Tuesday, June 24, 2008

The nature of ownership - FT.com

Summary:
FSA's new short selling regulation raises questions about the nature of ownership of firms. Is it okay for investors to lend stocks to short-sellers? When shares are no longer an asset to be bought, held or sold, but also a handy device for high-speed financial engineering, it becomes harder for managers to focus on the job in hand. Business may have changed for good. More and more like Chelsea football team, assembly of talent, rarely stays together for long. Nature of ownership changing. Today very fragmented and confusing. How should managers respond?
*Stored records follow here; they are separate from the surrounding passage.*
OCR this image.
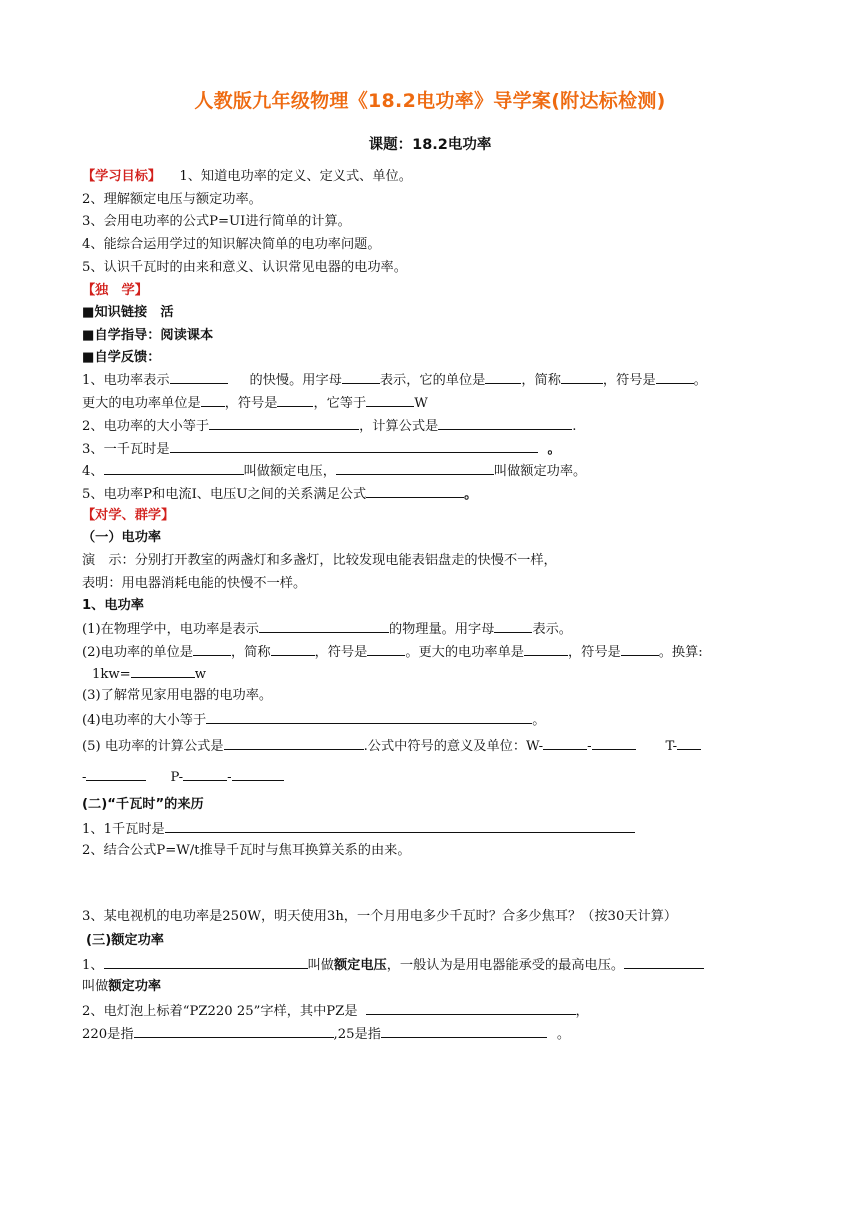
人教版九年级物理《18.2电功率》导学案(附达标检测)
课题：18.2电功率
【学习目标】 1、知道电功率的定义、定义式、单位。
2、理解额定电压与额定功率。
3、会用电功率的公式P=UI进行简单的计算。
4、能综合运用学过的知识解决简单的电功率问题。
5、认识千瓦时的由来和意义、认识常见电器的电功率。
【独　学】
■知识链接　活
■自学指导：阅读课本
■自学反馈：
1、电功率表示	的快慢。用字母	表示，它的单位是	，简称	，符号是	。
更大的电功率单位是 ，符号是	，它等于	W
2、电功率的大小等于	，计算公式是	.
3、一千瓦时是	。
4、	叫做额定电压，	叫做额定功率。
5、电功率P和电流I、电压U之间的关系满足公式	。
【对学、群学】
（一）电功率
演　示：分别打开教室的两盏灯和多盏灯，比较发现电能表铝盘走的快慢不一样，
表明：用电器消耗电能的快慢不一样。
1、电功率
(1)在物理学中，电功率是表示	的物理量。用字母	表示。
(2)电功率的单位是	，简称	，符号是	。更大的电功率单是	，符号是	。换算:
1kw=	w
(3)了解常见家用电器的电功率。
(4)电功率的大小等于	。
(5) 电功率的计算公式是	.公式中符号的意义及单位：W-	-	T-
-	P-	-
(二)“千瓦时”的来历
1、1千瓦时是
2、结合公式P=W/t推导千瓦时与焦耳换算关系的由来。
3、某电视机的电功率是250W，明天使用3h，一个月用电多少千瓦时？合多少焦耳？（按30天计算）
(三)额定功率
1、	叫做额定电压，一般认为是用电器能承受的最高电压。
叫做额定功率
2、电灯泡上标着“PZ220 25”字样，其中PZ是	，
220是指	,25是指	。
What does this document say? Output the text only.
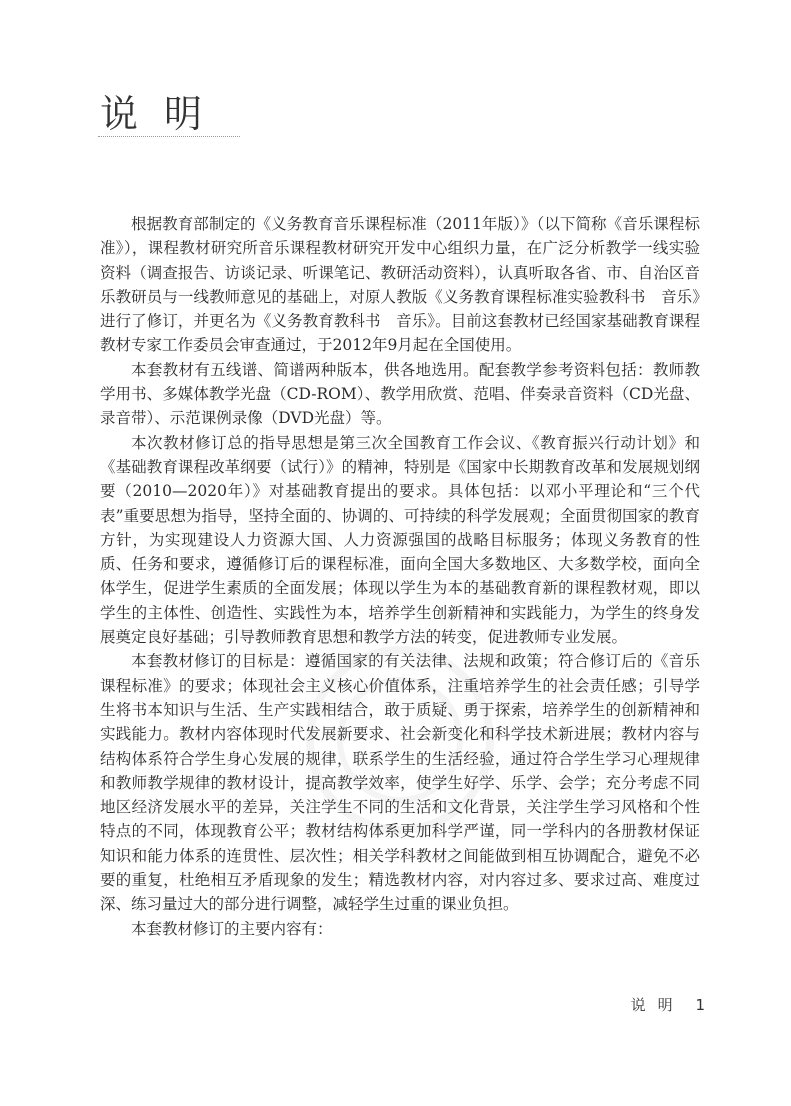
说明

根据教育部制定的《义务教育音乐课程标准（2011年版）》（以下简称《音乐课程标准》），课程教材研究所音乐课程教材研究开发中心组织力量，在广泛分析教学一线实验资料（调查报告、访谈记录、听课笔记、教研活动资料），认真听取各省、市、自治区音乐教研员与一线教师意见的基础上，对原人教版《义务教育课程标准实验教科书　音乐》进行了修订，并更名为《义务教育教科书　音乐》。目前这套教材已经国家基础教育课程教材专家工作委员会审查通过，于2012年9月起在全国使用。

本套教材有五线谱、简谱两种版本，供各地选用。配套教学参考资料包括：教师教学用书、多媒体教学光盘（CD-ROM）、教学用欣赏、范唱、伴奏录音资料（CD光盘、录音带）、示范课例录像（DVD光盘）等。

本次教材修订总的指导思想是第三次全国教育工作会议、《教育振兴行动计划》和《基础教育课程改革纲要（试行）》的精神，特别是《国家中长期教育改革和发展规划纲要（2010—2020年）》对基础教育提出的要求。具体包括：以邓小平理论和“三个代表”重要思想为指导，坚持全面的、协调的、可持续的科学发展观；全面贯彻国家的教育方针，为实现建设人力资源大国、人力资源强国的战略目标服务；体现义务教育的性质、任务和要求，遵循修订后的课程标准，面向全国大多数地区、大多数学校，面向全体学生，促进学生素质的全面发展；体现以学生为本的基础教育新的课程教材观，即以学生的主体性、创造性、实践性为本，培养学生创新精神和实践能力，为学生的终身发展奠定良好基础；引导教师教育思想和教学方法的转变，促进教师专业发展。

本套教材修订的目标是：遵循国家的有关法律、法规和政策；符合修订后的《音乐课程标准》的要求；体现社会主义核心价值体系，注重培养学生的社会责任感；引导学生将书本知识与生活、生产实践相结合，敢于质疑、勇于探索，培养学生的创新精神和实践能力。教材内容体现时代发展新要求、社会新变化和科学技术新进展；教材内容与结构体系符合学生身心发展的规律，联系学生的生活经验，通过符合学生学习心理规律和教师教学规律的教材设计，提高教学效率，使学生好学、乐学、会学；充分考虑不同地区经济发展水平的差异，关注学生不同的生活和文化背景，关注学生学习风格和个性特点的不同，体现教育公平；教材结构体系更加科学严谨，同一学科内的各册教材保证知识和能力体系的连贯性、层次性；相关学科教材之间能做到相互协调配合，避免不必要的重复，杜绝相互矛盾现象的发生；精选教材内容，对内容过多、要求过高、难度过深、练习量过大的部分进行调整，减轻学生过重的课业负担。

本套教材修订的主要内容有：

说明 1
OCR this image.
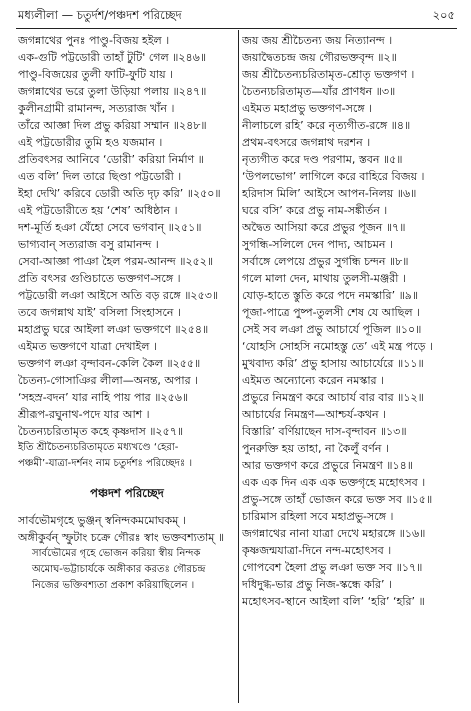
মধ্যলীলা — চতুর্দশ/পঞ্চদশ পরিচ্ছেদ	২০৫
জগন্নাথের পুনঃ পাণ্ডু-বিজয় হইল ।
এক-গুটি পট্টডোরী তাহাঁ টুটি' গেল ॥২৪৬॥
পাণ্ডু-বিজয়ের তুলী ফাটি-ফুটি যায় ।
জগন্নাথের ভরে তুলা উড়িয়া পলায় ॥২৪৭॥
কুলীনগ্রামী রামানন্দ, সত্যরাজ খাঁন ।
তাঁরে আজ্ঞা দিল প্রভু করিয়া সম্মান ॥২৪৮॥
এই পট্টডোরীর তুমি হও যজমান ।
প্রতিবৎসর আনিবে ‘ডোরী’ করিয়া নির্মাণ ॥
এত বলি’ দিল তারে ছিণ্ডা পট্টডোরী ।
ইহা দেখি’ করিবে ডোরী অতি দৃঢ় করি’ ॥২৫০॥
এই পট্টডোরীতে হয় ‘শেষ’ অধিষ্ঠান ।
দশ-মূর্তি হঞা যেঁহো সেবে ভগবান্ ॥২৫১॥
ভাগ্যবান্ সত্যরাজ বসু রামানন্দ ।
সেবা-আজ্ঞা পাঞা হৈল পরম-আনন্দ ॥২৫২॥
প্রতি বৎসর গুণ্ডিচাতে ভক্তগণ-সঙ্গে ।
পট্টডোরী লঞা আইসে অতি বড় রঙ্গে ॥২৫৩॥
তবে জগন্নাথ যাই’ বসিলা সিংহাসনে ।
মহাপ্রভু ঘরে আইলা লঞা ভক্তগণে ॥২৫৪॥
এইমত ভক্তগণে যাত্রা দেখাইল ।
ভক্তগণ লঞা বৃন্দাবন-কেলি কৈল ॥২৫৫॥
চৈতন্য-গোসাঞির লীলা—অনন্ত, অপার ।
‘সহস্র-বদন’ যার নাহি পায় পার ॥২৫৬॥
শ্রীরূপ-রঘুনাথ-পদে যার আশ ।
চৈতন্যচরিতামৃত কহে কৃষ্ণদাস ॥২৫৭॥
ইতি শ্রীচৈতন্যচরিতামৃতে মধ্যখণ্ডে ‘হেরা-
পঞ্চমী’-যাত্রা-দর্শনং নাম চতুর্দশঃ পরিচ্ছেদঃ ।
পঞ্চদশ পরিচ্ছেদ
সার্বভৌমগৃহে ভুঞ্জন্ স্বনিন্দকমমোঘকম্ ।
অঙ্গীকুর্বন্ স্ফুটাং চক্রে গৌরঃ স্বাং ভক্তবশ্যতাম্ ॥
সার্বভৌমের গৃহে ভোজন করিয়া স্বীয় নিন্দক
অমোঘ-ভট্টাচার্যকে অঙ্গীকার করতঃ গৌরচন্দ্র
নিজের ভক্তিবশ্যতা প্রকাশ করিয়াছিলেন ।
জয় জয় শ্রীচৈতন্য জয় নিত্যানন্দ ।
জয়াদ্বৈতচন্দ্র জয় গৌরভক্তবৃন্দ ॥২॥
জয় শ্রীচৈতন্যচরিতামৃত-শ্রোতৃ ভক্তগণ ।
চৈতন্যচরিতামৃত—যাঁর প্রাণধন ॥৩॥
এইমত মহাপ্রভু ভক্তগণ-সঙ্গে ।
নীলাচলে রহি’ করে নৃত্যগীত-রঙ্গে ॥৪॥
প্রথম-বৎসরে জগন্নাথ দরশন ।
নৃত্যগীত করে দণ্ড পরণাম, স্তবন ॥৫॥
‘উপলভোগ’ লাগিলে করে বাহিরে বিজয় ।
হরিদাস মিলি’ আইসে আপন-নিলয় ॥৬॥
ঘরে বসি’ করে প্রভু নাম-সঙ্কীর্তন ।
অদ্বৈত আসিয়া করে প্রভুর পূজন ॥৭॥
সুগন্ধি-সলিলে দেন পাদ্য, আচমন ।
সর্বাঙ্গে লেপয়ে প্রভুর সুগন্ধি চন্দন ॥৮॥
গলে মালা দেন, মাথায় তুলসী-মঞ্জরী ।
যোড়-হাতে স্তুতি করে পদে নমস্কারি’ ॥৯॥
পূজা-পাত্রে পুষ্প-তুলসী শেষ যে আছিল ।
সেই সব লঞা প্রভু আচার্যে পূজিল ॥১০॥
‘যোহসি সোহসি নমোহস্তু তে’ এই মন্ত্র পড়ে ।
মুখবাদ্য করি’ প্রভু হাসায় আচার্যেরে ॥১১॥
এইমত অন্যোন্যে করেন নমস্কার ।
প্রভুরে নিমন্ত্রণ করে আচার্য বার বার ॥১২॥
আচার্যের নিমন্ত্রণ—আশ্চর্য-কথন ।
বিস্তারি’ বর্ণিয়াছেন দাস-বৃন্দাবন ॥১৩॥
পুনরুক্তি হয় তাহা, না কৈলুঁ বর্ণন ।
আর ভক্তগণ করে প্রভুরে নিমন্ত্রণ ॥১৪॥
এক এক দিন এক এক ভক্তগৃহে মহোৎসব ।
প্রভু-সঙ্গে তাহাঁ ভোজন করে ভক্ত সব ॥১৫॥
চারিমাস রহিলা সবে মহাপ্রভু-সঙ্গে ।
জগন্নাথের নানা যাত্রা দেখে মহারঙ্গে ॥১৬॥
কৃষ্ণজন্মযাত্রা-দিনে নন্দ-মহোৎসব ।
গোপবেশ হৈলা প্রভু লঞা ভক্ত সব ॥১৭॥
দধিদুগ্ধ-ভার প্রভু নিজ-স্কন্ধে করি’ ।
মহোৎসব-স্থানে আইলা বলি’ ‘হরি’ ‘হরি’ ॥
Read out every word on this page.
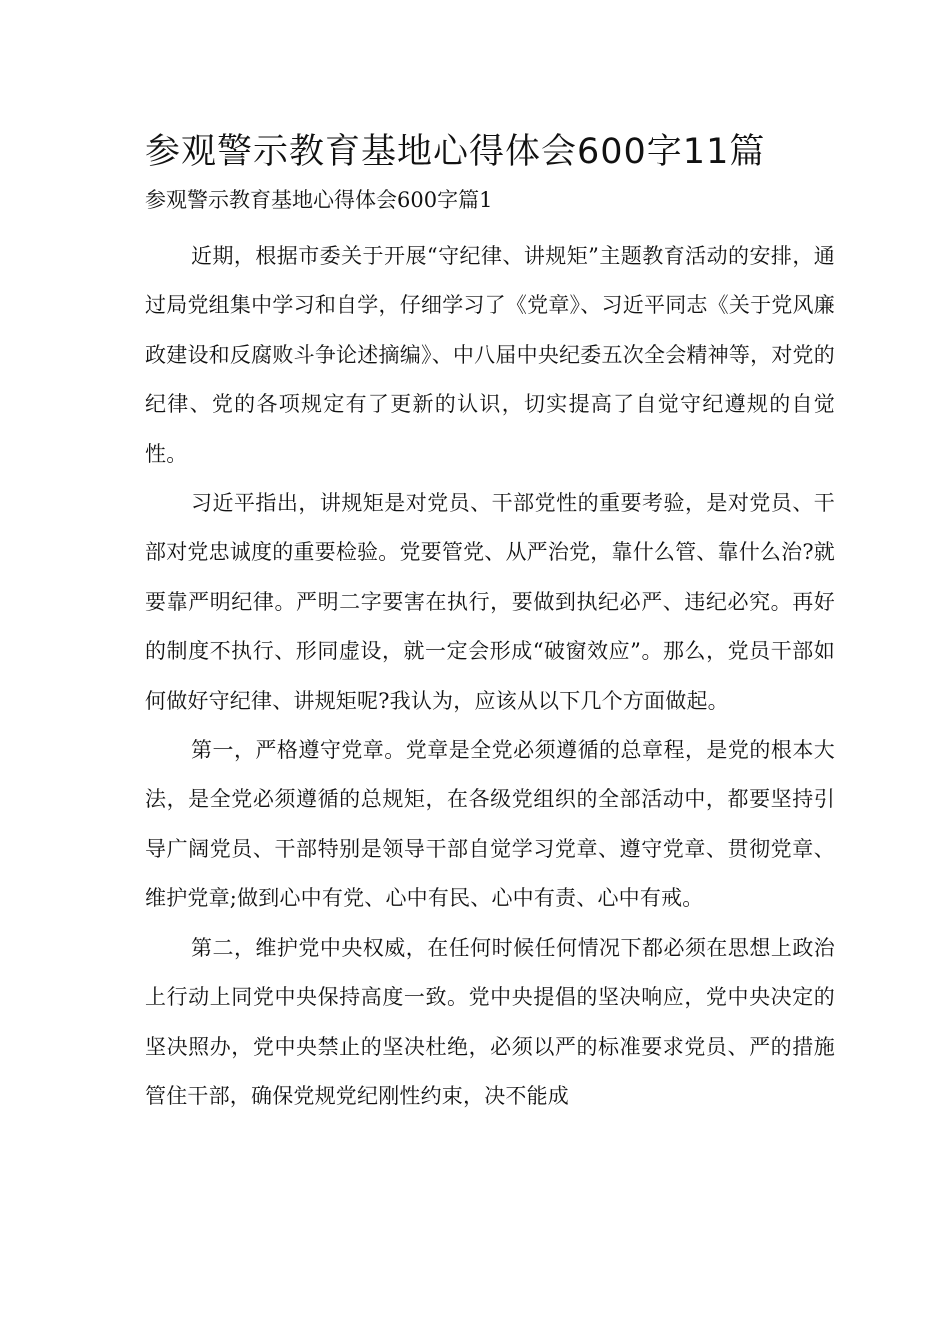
参观警示教育基地心得体会600字11篇
参观警示教育基地心得体会600字篇1

近期，根据市委关于开展“守纪律、讲规矩”主题教育活动的安排，通过局党组集中学习和自学，仔细学习了《党章》、习近平同志《关于党风廉政建设和反腐败斗争论述摘编》、中八届中央纪委五次全会精神等，对党的纪律、党的各项规定有了更新的认识，切实提高了自觉守纪遵规的自觉性。

习近平指出，讲规矩是对党员、干部党性的重要考验，是对党员、干部对党忠诚度的重要检验。党要管党、从严治党，靠什么管、靠什么治?就要靠严明纪律。严明二字要害在执行，要做到执纪必严、违纪必究。再好的制度不执行、形同虚设，就一定会形成“破窗效应”。那么，党员干部如何做好守纪律、讲规矩呢?我认为，应该从以下几个方面做起。

第一，严格遵守党章。党章是全党必须遵循的总章程，是党的根本大法，是全党必须遵循的总规矩，在各级党组织的全部活动中，都要坚持引导广阔党员、干部特别是领导干部自觉学习党章、遵守党章、贯彻党章、维护党章;做到心中有党、心中有民、心中有责、心中有戒。

第二，维护党中央权威，在任何时候任何情况下都必须在思想上政治上行动上同党中央保持高度一致。党中央提倡的坚决响应，党中央决定的坚决照办，党中央禁止的坚决杜绝，必须以严的标准要求党员、严的措施管住干部，确保党规党纪刚性约束，决不能成
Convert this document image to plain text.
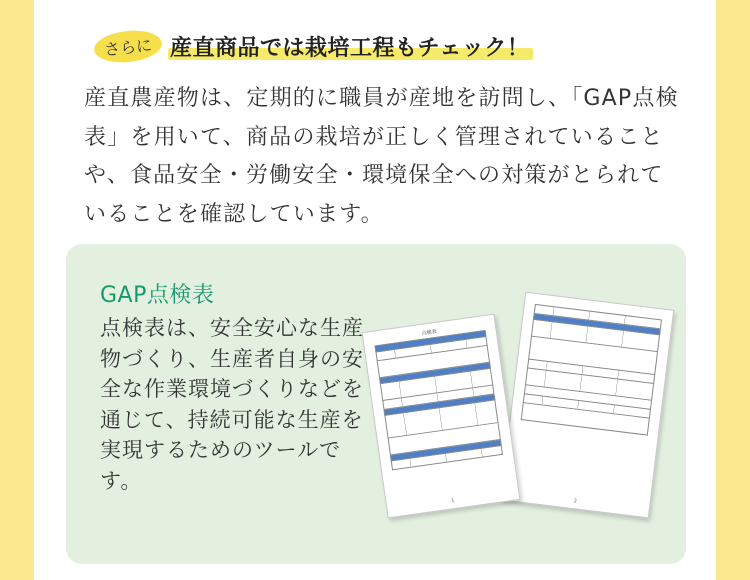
さらに 産直商品では栽培工程もチェック！

産直農産物は、定期的に職員が産地を訪問し、「GAP点検表」を用いて、商品の栽培が正しく管理されていることや、食品安全・労働安全・環境保全への対策がとられていることを確認しています。

GAP点検表

点検表は、安全安心な生産物づくり、生産者自身の安全な作業環境づくりなどを通じて、持続可能な生産を実現するためのツールです。

2
点検表
1
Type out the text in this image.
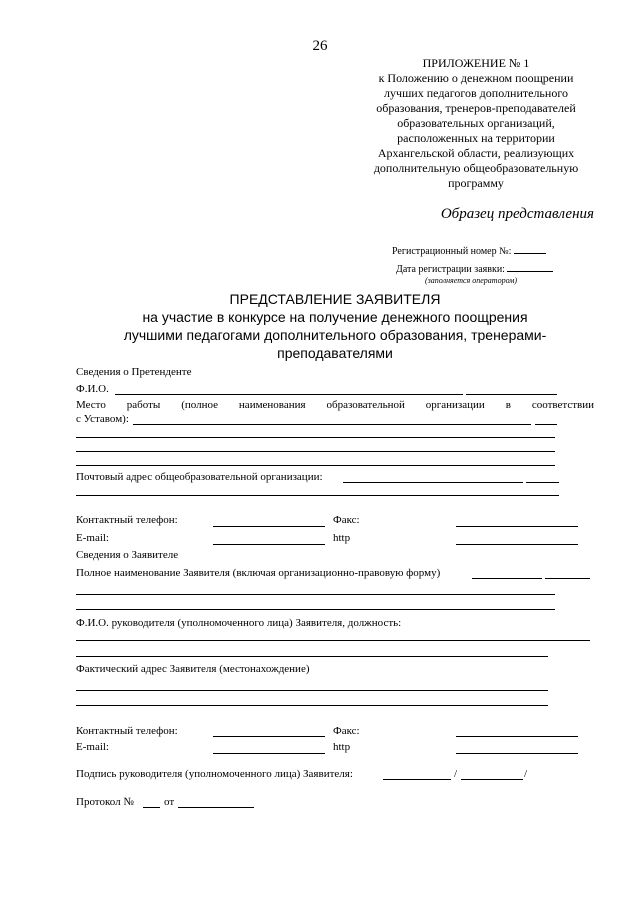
26
ПРИЛОЖЕНИЕ № 1
к Положению о денежном поощрении
лучших педагогов дополнительного
образования, тренеров-преподавателей
образовательных организаций,
расположенных на территории
Архангельской области, реализующих
дополнительную общеобразовательную
программу
Образец представления
Регистрационный номер №:
Дата регистрации заявки:
(заполняется оператором)
ПРЕДСТАВЛЕНИЕ ЗАЯВИТЕЛЯ
на участие в конкурсе на получение денежного поощрения
лучшими педагогами дополнительного образования, тренерами-
преподавателями
Сведения о Претенденте
Ф.И.О.
Место работы (полное наименования образовательной организации в соответствии
с Уставом):
Почтовый адрес общеобразовательной организации:
Контактный телефон:	Факс:
E-mail:	http
Сведения о Заявителе
Полное наименование Заявителя (включая организационно-правовую форму)
Ф.И.О. руководителя (уполномоченного лица) Заявителя, должность:
Фактический адрес Заявителя (местонахождение)
Контактный телефон:	Факс:
E-mail:	http
Подпись руководителя (уполномоченного лица) Заявителя:	/	/
Протокол №	от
McKinsey advised companies to concentrate on what it called "intrinsic" shareholders, leaving traders and "mechanical" owners to the investor relations department. (Published: 24/06/08)

Notes:

  • new FSA regulation
    • from now on any investor holding short positions in more than 0.25 per cent of stock in a company conducting a rights issue would have to own up to it
      • "no more lurking in the shadows, unloading shares in a cash-strapped business that you planned to buy back soon at a much lower price"
    • hedge fund outcry
  • FSA reforms have brought bigger questions into focus:
    • Why are institutional investors so relaxed about lending stock to the hedge funds to allow this shorting to take place?
      • It may be profitable, but is it proper - especially if you have any regard for that company's management and your relationship with them?
      • What sort of ownership do shareholders now provide, and how should managers respond?
  • owners of any asset can pass on all or any of their rights to someone else ("the rights of transmissibility")
    • i.e. stock lending is not illegal, nor wrong in any strict moral sense
  • but: when managers get the message that their companies' shares are not merely an asset to be bought, held or sold, but also a handy device for high-speed financial engineering, it becomes harder to focus on the job in hand.
    • Building and improving a business takes time. You cannot be judged hour by hour on your performance.
  • Richard Sennett (LSE):
    • "we need to update our classic view of the way markets, companies and their employees interact."
    • "It's not capital versus labour any more, it's the operation of the firm versus the investment in the firm."
  • is familiar phenomenon in the world of start-ups and IPOs
    • company founders have a business idea, get it up and running, bring in new sources of capital and then, quite frequently, leave
    • but then employees no longer feel answerable to the people in the office and managers lose a sense of control.
    • Richard Sennet:
      • "this kind of evolutionary process, writ large, is what we see in public companies today. How can managers get back to being in control of the companies they manage?"
  • may be futile question, based on a nostalgic view of what companies should be
    • business may have changed for good
    • companies are now barely even semi-permanent organisations, with their own ethos and identity
    • "we are all financial engineers now"
    • Anthony Hilton:
      • "Tomorrow's company will be like the Chelsea or Arsenal football teams - an assembly of talent which comes together but rarely stays together for long. Managing businesses like that, and indeed choosing those in which you should invest, will require a range of skills which we have as yet barely begun to appreciate."
  • Mark Goyder, director of Tomorrow's Company, a think-tank
    • points out that the roots of the word "company" are Latin - con panis - the people you break bread with
    • analysing the changing nature of ownership
    • argues that today there are perhaps as many as seven different types of owners that businesses may have to reckon with, all of them laying claim to assets in different ways
    • fragmented and confusing world
  • How should managers respond?
    • McKinsey advised companies to concentrate on what it called "intrinsic" shareholders
      • leaving traders and "mechanical" owners to the investor relations department
      • i.e., do not waste management time on people who do not really understand you and will never make the effort to get to know you properly.